Combine developers with their branch (For instance, “Ubisoft Montreal” is the Canandian branch of “Ubisoft”) and integrate the format of the same developer in different expressions (For instance, “Astrofish Games”, “Astrofish Games Ltd” and “Astrofish Games Co, Ltd”).
Group the data by platform, developer and etc. Filter the developers with the number of games they publish.
3.2 Data Overview
First, we look at the graph as dimension of sales and sales volume, from the graph above to find the pattern for games’ sales volume. We draw two vertical lines, sales volume of 10,000 and 100,000, as threshold to identify the games.
We can see that it’s approximately a right-skewed normal distribution. The largest bar is around 10,000, which means most games have 10,000 sales volume or below. It means that most of the games on Steam hardly have players to play and are in poor quality. We believe that many games in this range are not produced seriously.
The games with more than 100,000 sales volume can be considered relatively popular as we see in the graph.

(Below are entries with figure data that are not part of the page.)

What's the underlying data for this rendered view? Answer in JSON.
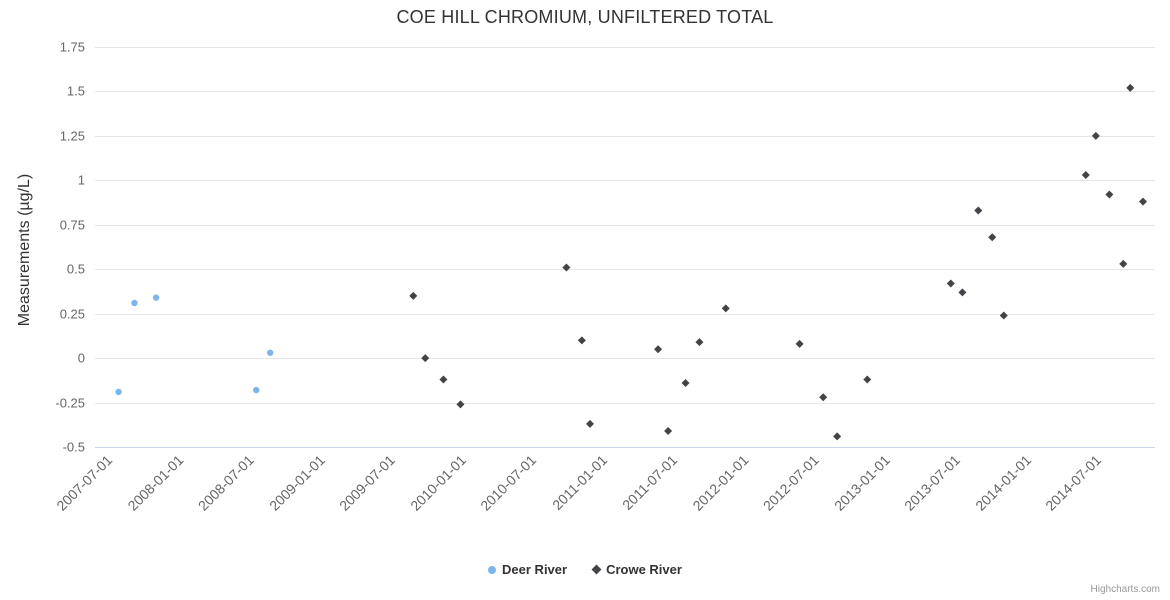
{
  "credit": "Highcharts.com",
  "chart_data": {
    "type": "scatter",
    "title": "COE HILL CHROMIUM, UNFILTERED TOTAL",
    "xlabel": "",
    "ylabel": "Measurements (µg/L)",
    "ylim": [
      -0.5,
      1.75
    ],
    "y_ticks": [
      "-0.5",
      "-0.25",
      "0",
      "0.25",
      "0.5",
      "0.75",
      "1",
      "1.25",
      "1.5",
      "1.75"
    ],
    "x_ticks": [
      "2007-07-01",
      "2008-01-01",
      "2008-07-01",
      "2009-01-01",
      "2009-07-01",
      "2010-01-01",
      "2010-07-01",
      "2011-01-01",
      "2011-07-01",
      "2012-01-01",
      "2012-07-01",
      "2013-01-01",
      "2013-07-01",
      "2014-01-01",
      "2014-07-01"
    ],
    "x_range": [
      "2007-05-15",
      "2014-11-15"
    ],
    "grid": "horizontal-only",
    "legend_position": "bottom-center",
    "grid_color": "#e6e6e6",
    "axis_line_color": "#ccd6eb",
    "tick_label_color": "#666666",
    "series": [
      {
        "name": "Deer River",
        "color": "#7cb5ec",
        "marker": "circle",
        "points": [
          [
            "2007-07-15",
            -0.19
          ],
          [
            "2007-08-25",
            0.31
          ],
          [
            "2007-10-20",
            0.34
          ],
          [
            "2008-07-05",
            -0.18
          ],
          [
            "2008-08-10",
            0.03
          ]
        ]
      },
      {
        "name": "Crowe River",
        "color": "#434348",
        "marker": "diamond",
        "points": [
          [
            "2009-08-15",
            0.35
          ],
          [
            "2009-09-15",
            0.0
          ],
          [
            "2009-11-01",
            -0.12
          ],
          [
            "2009-12-15",
            -0.26
          ],
          [
            "2010-09-15",
            0.51
          ],
          [
            "2010-10-25",
            0.1
          ],
          [
            "2010-11-15",
            -0.37
          ],
          [
            "2011-05-10",
            0.05
          ],
          [
            "2011-06-05",
            -0.41
          ],
          [
            "2011-07-20",
            -0.14
          ],
          [
            "2011-08-25",
            0.09
          ],
          [
            "2011-11-01",
            0.28
          ],
          [
            "2012-05-10",
            0.08
          ],
          [
            "2012-07-10",
            -0.22
          ],
          [
            "2012-08-15",
            -0.44
          ],
          [
            "2012-11-01",
            -0.12
          ],
          [
            "2013-06-05",
            0.42
          ],
          [
            "2013-07-05",
            0.37
          ],
          [
            "2013-08-15",
            0.83
          ],
          [
            "2013-09-20",
            0.68
          ],
          [
            "2013-10-20",
            0.24
          ],
          [
            "2014-05-20",
            1.03
          ],
          [
            "2014-06-15",
            1.25
          ],
          [
            "2014-07-20",
            0.92
          ],
          [
            "2014-08-25",
            0.53
          ],
          [
            "2014-09-12",
            1.52
          ],
          [
            "2014-10-15",
            0.88
          ]
        ]
      }
    ]
  }
}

They seem to attract a lot of people and can be compared with AAA games.
3.3 Transformation
To make our analysis more reasonable and clear, we filtered out the total game sales of companies that less than 100,000, narrowing down our analyze range.
As we said it before, we need good games to compare with AAA games. Using data of games in poor quality will only add the outliers and make the graph unclear. To filter out these games, we compute the total sales volume of companies first. If a company has a high total sales, it’s more likely that the company puts many resources in games and it guarantees the quality of games. Thus, we use the total sales volume of a company when doing filtering.
Concerning that sales of games would vary dramatically from the time they just have been released and become steady after a period of time, we drop the games released after 2019 since the result would be unstable. In another perspective of filtering, we mark the companies whose sales volume over 100,000 as “large companies”. We define “ratio” as positive ratings over all ratings and “money” as sales volume multiplied by price.
The same distribution is shown after filtering: a right-skewed normal distribution. We can see that most of the games having sales volume less than 10,000 are filtered.